CHAPTER III.
WHO BEGAN RAILROADS?—"PUFFING BILLY."

Familiar as it has become to us, who does not stop to look with interest at the puffing, snorting, screaming steam-horse? And who does not rejoice in the iron-rail, which binds together, with its slender threads, the north and the south, and makes neighbours of the east and the west?

"Who began railroads?" ask the boys again and again.

The first idea of the modern railroad had its birth at a colliery nearly two hundred years ago. In order to lighten the labour of the horses, the colliers laid straight pieces of wood into the road leading from the pit to the river, where the coal was discharged; and the waggons were found to run so much easier, that one horse could draw four or five chaldrons. As wood quickly wore out, and moreover was liable to rot, the next step was nailing plates of iron on the wooden rails; which gave them for a time the name of "plate-way roads." A Mr. Outram making still further improvements, they were called "Outram roads," or, for shortness' sake, "tram-roads;" and tram-roads came into general use at the English collieries.

"There's mischief in those tram-roads," said a large canal owner, foreseeing they would one day drive canal stock quite out of the market.

Improvements thus far had centred on the roads. To convoy heavy loads easier and faster was the point aimed at. Nobody had yet thought of self-going trains. Watt, the father of steam-engines, said steam-carriages might be built. He, however, never tried one, but rather left the idea to sprout in the brain of an old pupil of his, William Murdock, who did construct a very small one, running on thin wheels, and heated by a lamp. It was a curious success in its way, and set other minds thinking.

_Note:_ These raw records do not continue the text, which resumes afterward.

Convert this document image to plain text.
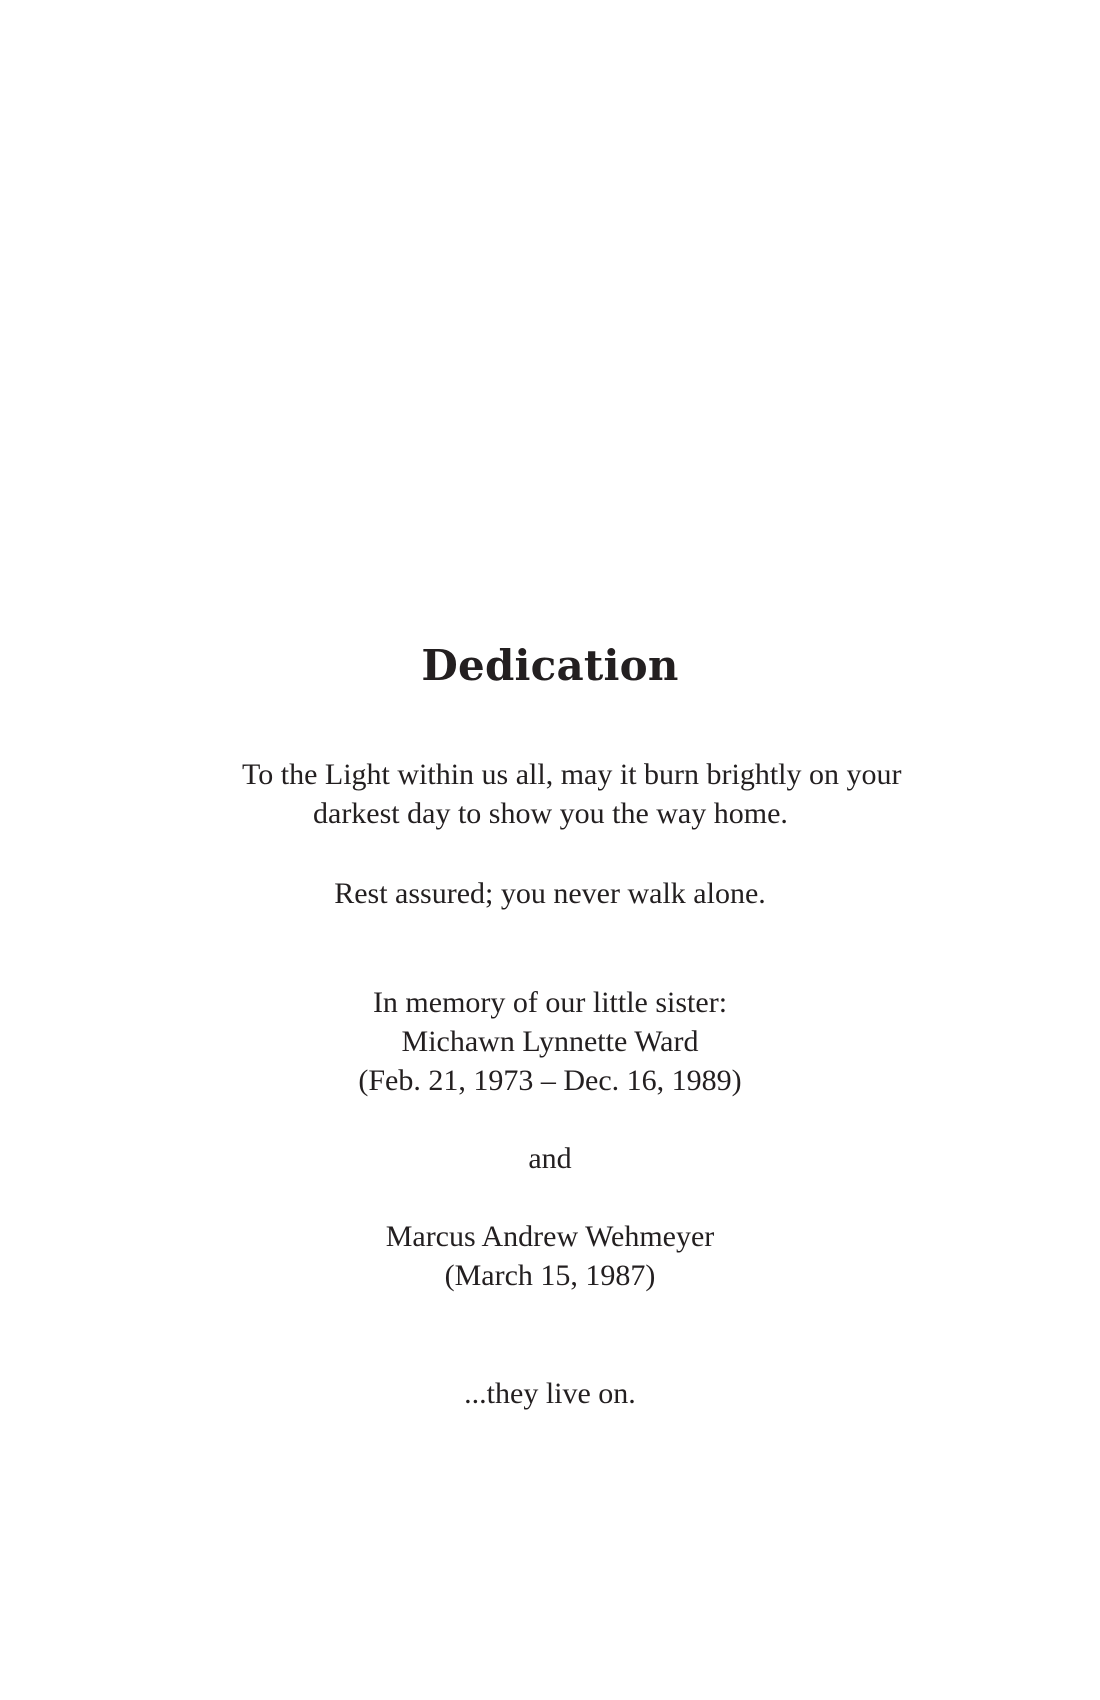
Dedication
To the Light within us all, may it burn brightly on your
darkest day to show you the way home.
Rest assured; you never walk alone.
In memory of our little sister:
Michawn Lynnette Ward
(Feb. 21, 1973 – Dec. 16, 1989)
and
Marcus Andrew Wehmeyer
(March 15, 1987)
...they live on.
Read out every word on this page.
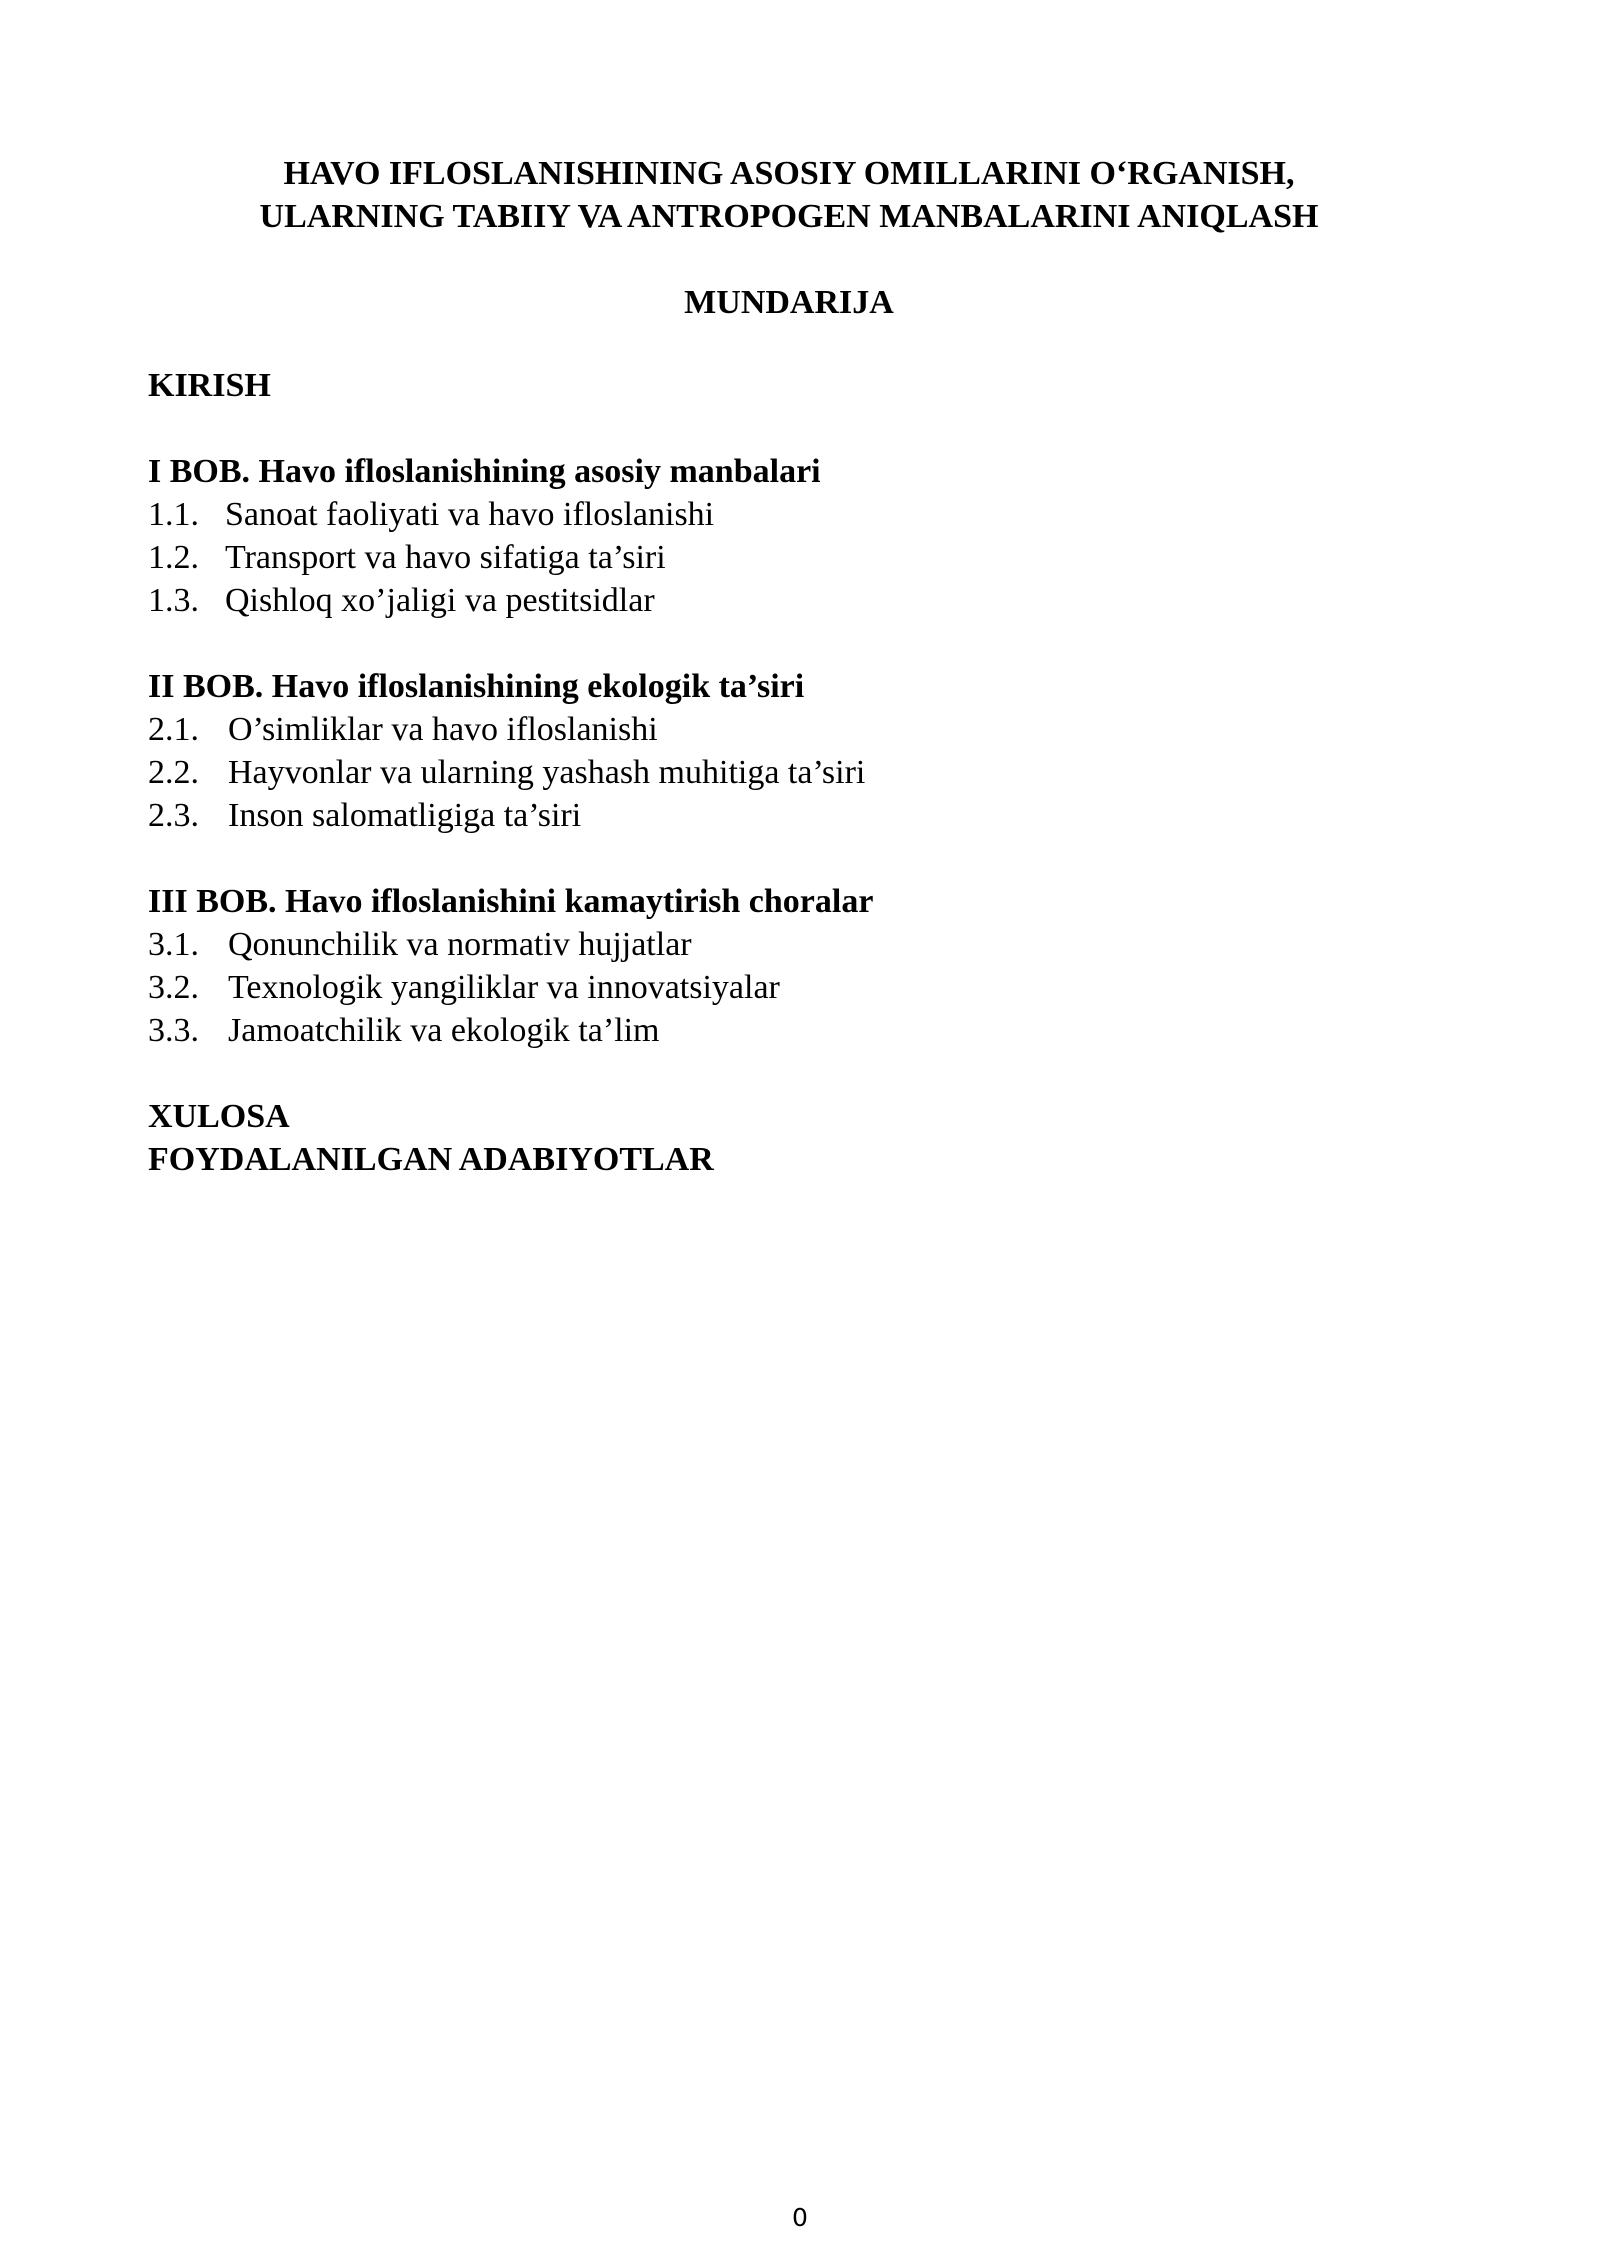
HAVO IFLOSLANISHINING ASOSIY OMILLARINI O‘RGANISH,
ULARNING TABIIY VA ANTROPOGEN MANBALARINI ANIQLASH
MUNDARIJA
KIRISH
I BOB. Havo ifloslanishining asosiy manbalari
1.1. Sanoat faoliyati va havo ifloslanishi
1.2. Transport va havo sifatiga ta’siri
1.3. Qishloq xo’jaligi va pestitsidlar
II BOB. Havo ifloslanishining ekologik ta’siri
2.1. O’simliklar va havo ifloslanishi
2.2. Hayvonlar va ularning yashash muhitiga ta’siri
2.3. Inson salomatligiga ta’siri
III BOB. Havo ifloslanishini kamaytirish choralar
3.1. Qonunchilik va normativ hujjatlar
3.2. Texnologik yangiliklar va innovatsiyalar
3.3. Jamoatchilik va ekologik ta’lim
XULOSA
FOYDALANILGAN ADABIYOTLAR
0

One of these was a tin-miner of Cornwall, Captain Trovethick, a friend of Murdock, who joined a cousin of his in getting a patent for building a steam-carriage. It was built, and an odd piece of machinery it was. It ran on four wheels over a common road, looked like a stage-coach, and delighted both the inventor and his friends.

They determined to exhibit it at London. While on its journey, driving it one day at the top of its speed, they saw a toll-gate in the distance. Not being able to check it in time, bump it went against the gate, which flew open in a trice, leaving the affrighted toll-man, in answer to their inquiry, "How much to pay?" only able to gasp out, "No—nothing to pay! Drive off as fast as you can! Nothing to pay!"

It reached London in safety, and was some time on exhibition. Multitudes flocked to see it, and some called it a fiery dragon.